Tokyo Games’ Opening and Closing Ceremonies to Be radically Simplified

The Yomiuri Shimbun
Mansai Nomura speaks at a press conference in Chuo Ward, Tokyo, on Wednesday.

The team of directors for the opening and closing ceremonies of the postponed Tokyo Olympic and Paralympic Games next summer has been disbanded as part of a new plan to simplify the ceremonies, according to an announcement Wednesday by the Games’ organizing committee.

The seven-member team had been led by kyogen actor Nomura Mansai, 54. Under the new system announced Wednesday, commercial creative director Hiroshi Sasaki, 66, will now head the ceremonies.

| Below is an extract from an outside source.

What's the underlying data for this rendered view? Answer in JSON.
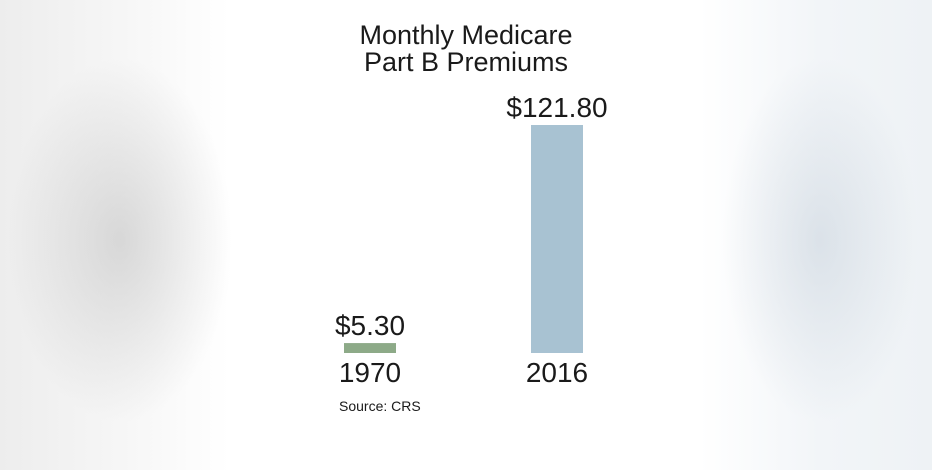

The team was disbanded because the COVID-19 pandemic forced the Games to make radical changes and quick decisions with the dual aims of reducing the budget and preventing infections. The whole plan of the ceremonies will be changed under Sasaki to produce ceremonies that can be done on a smaller budget and that will get across a message reflecting on the pandemic.

“It’s a great pity when I think of all the staff who have been involved in the planning, but we’ve decided to put on priority on efficiency,” Nomura said at a press conference Wednesday.

Sasaki, who was to head the Tokyo Paralympic Games’ ceremonies in the original team, was the mastermind behind then Prime Minister Shinzo Abe’s appearance in the guise of video game character Super Mario at the closing ceremony of the Rio De Janeiro Olympic Games in 2016.

“Because of the coronavirus, new ideas will emerge. I take it as an opportunity to change the glitzy image of those ceremonies,” Sasaki said of his motivation.

Nomura was appointed as the chief director to oversee all the ceremonies in July 2018, heading the team of seven directors that also included Sasaki, musician Ringo Sheena, 42, and film director Takashi Yamazaki, 56. Yamazaki, who won the Japan Academy Film Prize for his “Always Sanchome no Yuhi” (Always: Sunset on Third Street), was to have been the team director for the Olympic Games’ ceremonies.

They had planned to stage the ceremonies based on the keywords of “peace” and “reconstruction.”

When Tokyo became the host of the 2020 Games, the budget was expected to be up to ¥9.1 billion, but it expanded as the planning became more concrete, growing to ¥13 billion by February last year.

After the Games were postponed, the organizing committee and the International Olympic Committee both announced that they would simplify the Games due to the pandemic. Even so, the budget for the ceremonies was expected to increase to ¥16.5 billion due to the fee for storing props and other items for the ceremonies and the rise in personnel costs. Therefore, it became necessary to forgo glitzy staging.